As many as 19 per cent of seniors who had been taking medication for chronic conditions for at least a year before being hospitalized in acute care units failed to continue to take the drugs after being sent home, according to research published Tuesday in the Journal of the American Medical Association.
For patients who spent time in intensive care, that number rose to nearly 23 per cent, says the study by researchers at St. Michael’s Hospital and the Institute for Clinical and Evaluative Sciences.
“We were surprised by the findings. We definitely had anecdotal evidence of this happening … but we were surprised by the breadth of it,” said lead researcher Dr. Chaim Bell, a staff physician at St. Mike’s and associate professor of medicine at the University of Toronto.
Bell and is team analyzed data for 197,912 Ontario residents over age 65 who had been hospitalized between 1997 and 2009. Of those, 16,474 had been admitted to intensive care units.
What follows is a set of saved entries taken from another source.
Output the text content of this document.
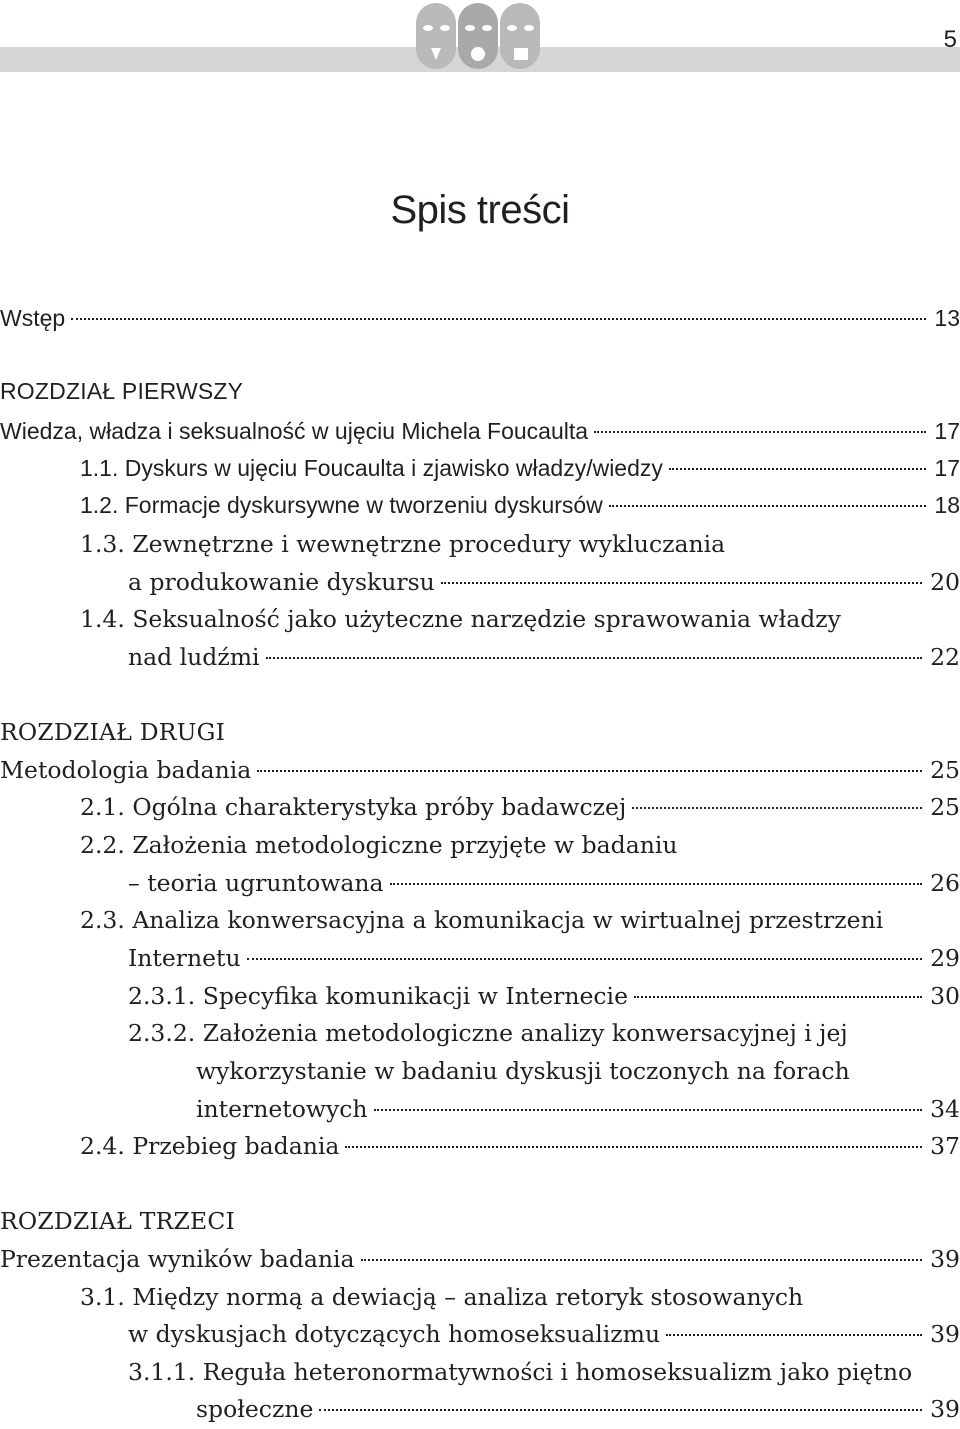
5
Spis treści
Wstęp	13
ROZDZIAŁ PIERWSZY
Wiedza, władza i seksualność w ujęciu Michela Foucaulta	17
1.1. Dyskurs w ujęciu Foucaulta i zjawisko władzy/wiedzy	17
1.2. Formacje dyskursywne w tworzeniu dyskursów	18
1.3. Zewnętrzne i wewnętrzne procedury wykluczania
a produkowanie dyskursu	20
1.4. Seksualność jako użyteczne narzędzie sprawowania władzy
nad ludźmi	22
ROZDZIAŁ DRUGI
Metodologia badania	25
2.1. Ogólna charakterystyka próby badawczej	25
2.2. Założenia metodologiczne przyjęte w badaniu
– teoria ugruntowana	26
2.3. Analiza konwersacyjna a komunikacja w wirtualnej przestrzeni
Internetu	29
2.3.1. Specyfika komunikacji w Internecie	30
2.3.2. Założenia metodologiczne analizy konwersacyjnej i jej
wykorzystanie w badaniu dyskusji toczonych na forach
internetowych	34
2.4. Przebieg badania	37
ROZDZIAŁ TRZECI
Prezentacja wyników badania	39
3.1. Między normą a dewiacją – analiza retoryk stosowanych
w dyskusjach dotyczących homoseksualizmu	39
3.1.1. Reguła heteronormatywności i homoseksualizm jako piętno
społeczne	39
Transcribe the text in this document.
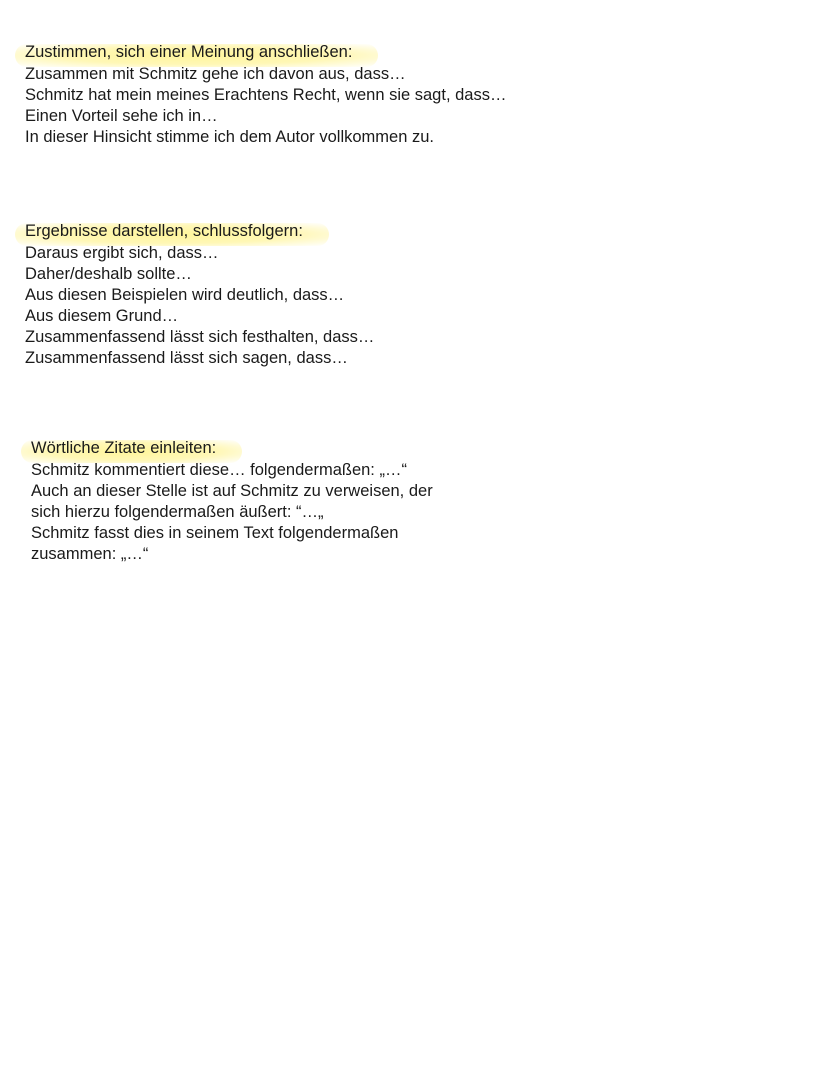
Zustimmen, sich einer Meinung anschließen:
Zusammen mit Schmitz gehe ich davon aus, dass…
Schmitz hat mein meines Erachtens Recht, wenn sie sagt, dass…
Einen Vorteil sehe ich in…
In dieser Hinsicht stimme ich dem Autor vollkommen zu.
Ergebnisse darstellen, schlussfolgern:
Daraus ergibt sich, dass…
Daher/deshalb sollte…
Aus diesen Beispielen wird deutlich, dass…
Aus diesem Grund…
Zusammenfassend lässt sich festhalten, dass…
Zusammenfassend lässt sich sagen, dass…
Wörtliche Zitate einleiten:
Schmitz kommentiert diese… folgendermaßen: „…“
Auch an dieser Stelle ist auf Schmitz zu verweisen, der
sich hierzu folgendermaßen äußert: “…„
Schmitz fasst dies in seinem Text folgendermaßen
zusammen: „…“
Prior to hospitalization, they had been taking one of five common medications for chronic diseases. The drugs included statins for lowering cholesterol, anticoagulants to prevent blood clots, hormone replacements for thyroid problems, respiratory inhalers and gastric-acid suppressants.
The highest rate of discontinuance was for anticoagulants — 19.4 per cent for patients who had been in acute care and 22.8 per cent for those who had been in intensive care.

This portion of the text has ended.